Их разговор между собой, который в любом случае состоялся, поскольку бойцы должны были обсудить предстоящие действия и разделить обязанности, я не слышал. Махалов отключился от связи. Наверное, он собирался дать еще несколько очередей из пулемета или же хотел поручить это дело кому-то из пары бойцов его отделения, которые находились рядом со своим командиром. Сержант заранее предупредил меня об этом.
А у рядового Макеева был, как мне уже объяснил старший сержант Стразаридзе, сломан микрофон. Не совсем, как я понял, и не сам он, а только его крепление на шлеме. Такое время от времени случается. Микрофон теперь не держался на своем обычном месте и не передавал то, что рядовой говорил. Мои наушники улавливали только отдаленные, ничего не значащие звуки.
Да и разговаривали рядовой с сержантом, надо думать, без крика. Они нисколько не хотели переполошить бандитов, дать им понять, что спецназовцы что-то против них задумали.
А потом, как показал мне бинокль, оба пригнулись и перебежали вперед метров на двадцать. Какое-то время тот и другой лежали за одним большим валуном, проверяли, не последует ли со стороны пары бандитов, остававшихся в живых, какой-то реакции на их перебежку. Ничего подобного не произошло.
Бежали бойцы совершенно правильно, не топали. Надо думать, они обходились без мата, брошенного в сторону ночной темноты и всем надоевших горных ущелий. Их дно стабильно бывает усыпано камнями самого разного размера, о которые запросто можно споткнуться.
Чтобы такой беды не произошло, требуется, во-первых, уметь не только видеть, но и чувствовать то, что у тебя под ногами. Во-вторых, необходимо ставить ступню особым образом. Мои солдаты всему этому были обучены. Я сам их натаскивал. Поэтому темнота им не страшна.
Я продолжал наблюдение в тепловизор. На мой взгляд, передвигались бойцы совершенно правильно. Автоматы с ночными оптическими прицелами были у того и у другого. Конечно, оба полагались на снайперов, да и на пару солдат первого отделения, которые вели постоянный обстрел импровизированного бруствера позиции бандитов.
Тем не менее оба спецназовца помнили старое правило. Полагаться на товарища в бою, конечно, можно, но надо и самому постоянно заботиться о собственной безопасности.

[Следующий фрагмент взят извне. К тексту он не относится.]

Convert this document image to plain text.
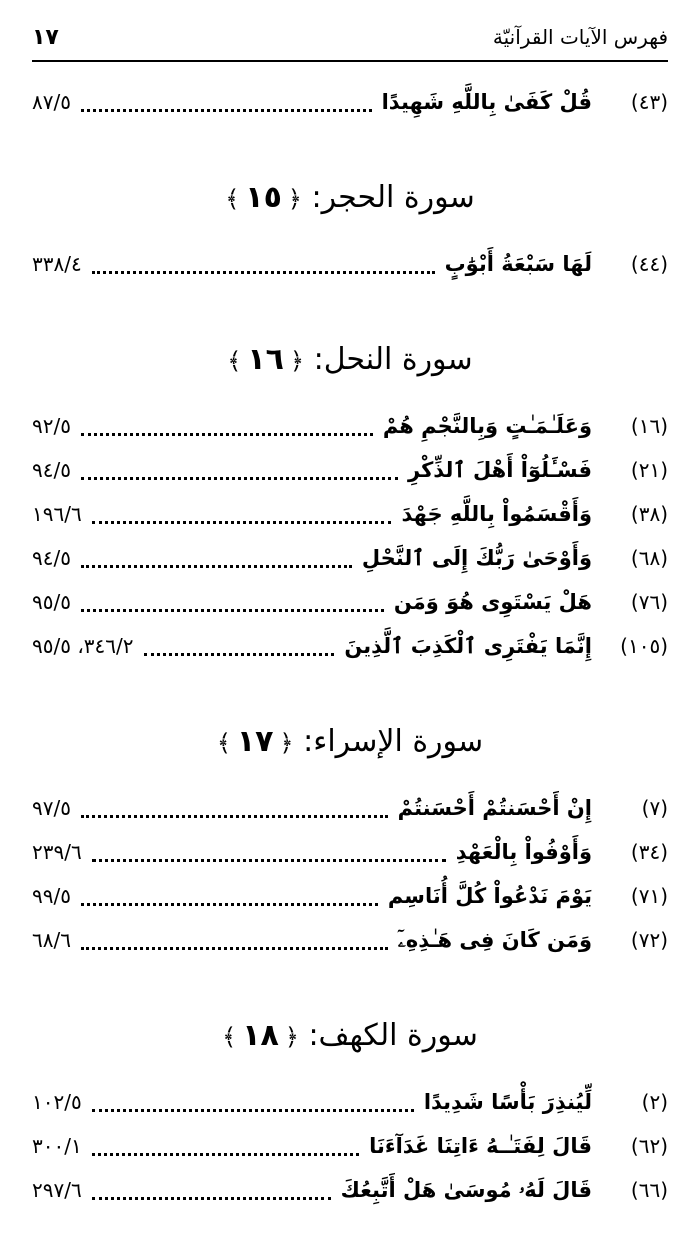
فهرس الآيات القرآنيّة
١٧
(٤٣)
قُلْ كَفَىٰ بِاللَّهِ شَهِيدًا
٨٧/٥
سورة الحجر: ﴿١٥﴾
(٤٤)
لَهَا سَبْعَةُ أَبْوَٰبٍ
٣٣٨/٤
سورة النحل: ﴿١٦﴾
(١٦)
وَعَلَـٰمَـٰتٍ وَبِالنَّجْمِ هُمْ
٩٢/٥
(٢١)
فَسْـَٔلُوٓاْ أَهْلَ ٱلذِّكْرِ
٩٤/٥
(٣٨)
وَأَقْسَمُواْ بِاللَّهِ جَهْدَ
١٩٦/٦
(٦٨)
وَأَوْحَىٰ رَبُّكَ إِلَى ٱلنَّحْلِ
٩٤/٥
(٧٦)
هَلْ يَسْتَوِى هُوَ وَمَن
٩٥/٥
(١٠٥)
إِنَّمَا يَفْتَرِى ٱلْكَذِبَ ٱلَّذِينَ
٣٤٦/٢، ٩٥/٥
سورة الإسراء: ﴿١٧﴾
(٧)
إِنْ أَحْسَنتُمْ أَحْسَنتُمْ
٩٧/٥
(٣٤)
وَأَوْفُواْ بِالْعَهْدِ
٢٣٩/٦
(٧١)
يَوْمَ نَدْعُواْ كُلَّ أُنَاسِم
٩٩/٥
(٧٢)
وَمَن كَانَ فِى هَـٰذِهِۦٓ
٦٨/٦
سورة الكهف: ﴿١٨﴾
(٢)
لِّيُنذِرَ بَأْسًا شَدِيدًا
١٠٢/٥
(٦٢)
قَالَ لِفَتَـٰـهُ ءَاتِنَا غَدَآءَنَا
٣٠٠/١
(٦٦)
قَالَ لَهُۥ مُوسَىٰ هَلْ أَتَّبِعُكَ
٢٩٧/٦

Поэтому бойцы стремительно совершали перебежки от одного камня к другому, который облюбовывали заранее. Длина их рывков составляла максимум пять шагов. Спецназовцы передвигались поочередно. Они не обязательно прятались за одним и тем же камнем. Более того, с каждой перебежкой расстояние между рядовым и сержантом увеличивалось.
Странно, конечно, говорить, что два человека разворачивали веер. Обычно это делает как минимум отделение. Но они действовали именно так.
При этом рядовой с сержантом ни на миг не забывали об обязательном правиле. Когда один перебегал, второй переводил дыхание, наводил ствол на бандитский бруствер и держал его под прицелом. Нельзя было допустить, чтобы кто-то из боевиков вздумал высунуться оттуда, даже просто протянуть руку с оружием и дать перед собой неприцельную очередь. Пусть она и пущена наугад, в белый свет как в копеечку, но по закону подлости всегда может оказаться точной и в кого-то попасть.
Если вдруг рука с оружием высунется, то автомат бойца, прикрывающего перебежку товарища, сразу ударит по ней. Тут же, естественно, вступят в работу и две крупнокалиберные снайперские винтовки, пара автоматов, а то и пулемет «Утес». Тогда уже бандитам не удастся понять, что огонь по ним велся с короткой дистанции. Такая очередь не выдаст метателей ручных гранат.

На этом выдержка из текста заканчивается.